A conversation with Singh is akin to a treasure trove of nostalgia. His father, a passionate photographer, documented many slices of their life; those mementos are today proudly displayed at the Bishopsgate Institute under the Suresh Singh archive. His sense of style shaped through lived experiences, he delves into those defining moments and unique pieces he’s collected along the way. 

Punjabi hybridism 

As a young man of colour, Singh knew early on that he was different, and the way he dressed became a form of expression. In 1977, London was immersed in the upswing of the Punk movement. Singh, a talented drummer, began touring with a band called Suzie, and slowly, the artform began to mould his personal style. “I was what some might consider the first Punjabi punk. I had my nose pierced and was wearing earrings. There was push-back on this—the other boys were wearing sordid jumpers from Marks & Spencer, their hair slick with Brylcreem. They always questioned how I dressed. But that’s the beauty of punk, that anarchic thinking that’s two fingers up to the system.” 

The young musician organically amalgamated his heritage with British subculture, pairing slouchy knits with his mother’s chunnis and tailored blazers with kurtas. He stood as a distinguished teenager amidst bandmates dressed in fuzzy argyles and buckled jeans, clothes synonymous with the movement, him rebelling in his own way. 

Dressing up as an active sport 

Singh doesn’t shop off the rack. His impressive collection of fedora hats are made by Lock & Co Hatters, the oldest hat makers in the world. Today, on the other side of the screen, he’s dressed in a crisp shirt by British label Turnbull & Asser, known for their made-to-measure clothing. The impeccable ensemble is finished off by corduroy trousers from Cordings of Picadilly, another quintessential old-school establishment. “How long does it take to put an outfit together every day?” I muse. “Hours! I’m starting the night before; this isn’t a part-time job, mate!” he laughs.

“My father’s mechanism to fight racism was that when he walked out of that street, the white man would say, ‘Wow, that brown geezer is dressed better than me, man.’ I am an architect, which can be very boring, so planning in advance is the default setting.” 

Other wardrobe essentials include handmade Scottish jumpers, a ring gifted to him by his mama ji, and Cutler & Gross glasses (because Sean Connery wore them). “I’ve always looked different, even when I sit in a gurdwara or a temple or the church, and I’m thinking, well, I’m the only one who’s looking like this. I quite like it, though—you know what I mean? I inherited this way of being fearless in my sense of style from my parents, and sometimes that in itself is a statement.”

A stitch, a story 

The warmth of familial ties carries forward into the present day. Beside a curated closet of Britain’s finest designers, Singh owns unique pieces that money can’t buy. A striped tank top hand-knitted by his mother when he was an adolescent, which once hung down to the knees of his frail frame, is his prized possession. “You’ll grow into it, bub,” my mum said. I wore it anyway; it was the ’60s and I often got stopped in the streets by the hippies asking me where I got it from. It’s a real piece of art.”
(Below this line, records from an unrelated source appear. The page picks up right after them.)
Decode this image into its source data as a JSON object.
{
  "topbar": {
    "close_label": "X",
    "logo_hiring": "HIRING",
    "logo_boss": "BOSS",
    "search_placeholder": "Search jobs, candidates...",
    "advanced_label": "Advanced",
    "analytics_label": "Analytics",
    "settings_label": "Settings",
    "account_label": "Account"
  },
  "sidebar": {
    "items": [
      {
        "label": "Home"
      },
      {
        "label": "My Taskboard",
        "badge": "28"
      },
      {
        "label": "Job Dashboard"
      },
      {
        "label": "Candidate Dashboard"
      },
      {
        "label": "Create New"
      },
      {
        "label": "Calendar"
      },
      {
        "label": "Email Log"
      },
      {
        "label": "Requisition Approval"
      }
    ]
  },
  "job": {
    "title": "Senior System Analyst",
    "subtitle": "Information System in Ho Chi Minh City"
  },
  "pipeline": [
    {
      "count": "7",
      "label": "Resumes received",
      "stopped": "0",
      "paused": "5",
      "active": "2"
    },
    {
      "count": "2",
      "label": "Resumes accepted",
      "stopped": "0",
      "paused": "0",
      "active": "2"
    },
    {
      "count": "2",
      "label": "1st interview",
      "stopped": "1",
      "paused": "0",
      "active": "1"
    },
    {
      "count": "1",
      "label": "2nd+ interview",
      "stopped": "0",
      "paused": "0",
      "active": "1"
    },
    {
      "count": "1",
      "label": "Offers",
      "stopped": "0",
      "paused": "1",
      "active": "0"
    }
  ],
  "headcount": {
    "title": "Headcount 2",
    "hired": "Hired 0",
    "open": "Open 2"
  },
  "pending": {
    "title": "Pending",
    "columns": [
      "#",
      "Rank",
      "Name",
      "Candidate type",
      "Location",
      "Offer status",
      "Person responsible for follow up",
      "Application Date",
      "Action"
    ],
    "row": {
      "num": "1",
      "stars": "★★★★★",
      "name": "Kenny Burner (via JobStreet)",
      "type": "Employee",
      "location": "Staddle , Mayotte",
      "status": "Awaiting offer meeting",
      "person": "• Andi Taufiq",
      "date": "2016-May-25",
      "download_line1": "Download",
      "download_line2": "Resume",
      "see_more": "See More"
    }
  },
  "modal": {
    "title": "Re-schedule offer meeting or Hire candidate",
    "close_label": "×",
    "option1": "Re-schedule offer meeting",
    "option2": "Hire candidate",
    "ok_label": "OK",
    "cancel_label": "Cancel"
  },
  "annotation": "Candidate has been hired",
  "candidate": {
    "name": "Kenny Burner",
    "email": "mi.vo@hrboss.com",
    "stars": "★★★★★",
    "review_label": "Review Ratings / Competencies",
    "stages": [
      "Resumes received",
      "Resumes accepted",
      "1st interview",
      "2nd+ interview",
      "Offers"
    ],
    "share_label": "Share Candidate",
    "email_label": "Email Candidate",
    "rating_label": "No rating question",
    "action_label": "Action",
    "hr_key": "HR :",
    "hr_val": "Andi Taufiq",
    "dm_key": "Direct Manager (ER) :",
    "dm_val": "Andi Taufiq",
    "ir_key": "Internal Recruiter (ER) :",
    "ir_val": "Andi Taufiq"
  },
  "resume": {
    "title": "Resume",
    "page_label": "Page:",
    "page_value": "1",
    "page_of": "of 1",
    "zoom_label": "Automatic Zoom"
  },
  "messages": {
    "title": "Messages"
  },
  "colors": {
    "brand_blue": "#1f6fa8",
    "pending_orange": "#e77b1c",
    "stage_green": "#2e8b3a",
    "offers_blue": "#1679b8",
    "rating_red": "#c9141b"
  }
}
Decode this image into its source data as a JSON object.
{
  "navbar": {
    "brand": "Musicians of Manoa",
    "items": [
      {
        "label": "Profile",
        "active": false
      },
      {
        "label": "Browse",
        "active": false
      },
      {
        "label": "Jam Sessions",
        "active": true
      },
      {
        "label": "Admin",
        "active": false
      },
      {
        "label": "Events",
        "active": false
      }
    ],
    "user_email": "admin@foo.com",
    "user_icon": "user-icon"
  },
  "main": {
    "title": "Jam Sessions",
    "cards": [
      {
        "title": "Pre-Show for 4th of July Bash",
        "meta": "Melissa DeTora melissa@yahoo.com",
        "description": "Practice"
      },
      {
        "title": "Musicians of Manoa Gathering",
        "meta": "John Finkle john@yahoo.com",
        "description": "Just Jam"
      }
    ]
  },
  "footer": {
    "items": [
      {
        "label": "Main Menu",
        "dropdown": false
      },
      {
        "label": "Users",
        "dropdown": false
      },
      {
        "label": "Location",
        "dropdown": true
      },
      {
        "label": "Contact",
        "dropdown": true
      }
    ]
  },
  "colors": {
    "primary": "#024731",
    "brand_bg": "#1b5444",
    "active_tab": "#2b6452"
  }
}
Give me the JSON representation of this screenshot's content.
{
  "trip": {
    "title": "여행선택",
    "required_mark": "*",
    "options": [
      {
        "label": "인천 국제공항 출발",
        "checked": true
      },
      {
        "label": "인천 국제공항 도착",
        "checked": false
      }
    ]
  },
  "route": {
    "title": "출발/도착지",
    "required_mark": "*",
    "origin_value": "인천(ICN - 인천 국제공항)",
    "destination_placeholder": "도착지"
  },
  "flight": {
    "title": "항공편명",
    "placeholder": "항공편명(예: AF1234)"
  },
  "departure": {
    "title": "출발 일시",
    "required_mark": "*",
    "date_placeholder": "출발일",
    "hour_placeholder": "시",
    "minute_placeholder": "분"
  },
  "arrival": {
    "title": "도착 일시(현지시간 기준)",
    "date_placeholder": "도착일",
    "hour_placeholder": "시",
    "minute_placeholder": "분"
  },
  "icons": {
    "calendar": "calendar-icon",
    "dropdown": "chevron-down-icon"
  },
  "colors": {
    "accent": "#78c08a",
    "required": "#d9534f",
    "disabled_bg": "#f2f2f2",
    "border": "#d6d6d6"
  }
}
Singh’s wife, Jagir Kaur, is a gifted seamstress who has worked with renowned designers in London’s upscale Sloane Square, dressing celebrities such as Diana Ross. On home turf, she is the brains behind her husband’s many eccentric knitted ties. The pièce de résistance, however, is a pair of denim pants. She ingeniously patched the fraying trousers with slivers of fabric derived from the clothes their four children wore as infants, resulting in a wonderfully rugged and colourful patina that Singh wears like second skin. “I've told my kids, when I die, you better archive these, they’re really special.” 

The relationship between ageing and fashion is an intriguing one. Some settle in the rhythms of daily life, the youthful zest that once urged them to experiment sartorially feeling lacklustre, but in the case of the Cockney Sikh every day is a runway. “I've upped my gear, bro. I bump into east London kids who tell me, ‘Uncle ji, we want to look like you when we grow old.’ I’m going to give them a bit of a run for their money. When we leave, we leave with nothing, but we might as well go with a bit of swag.”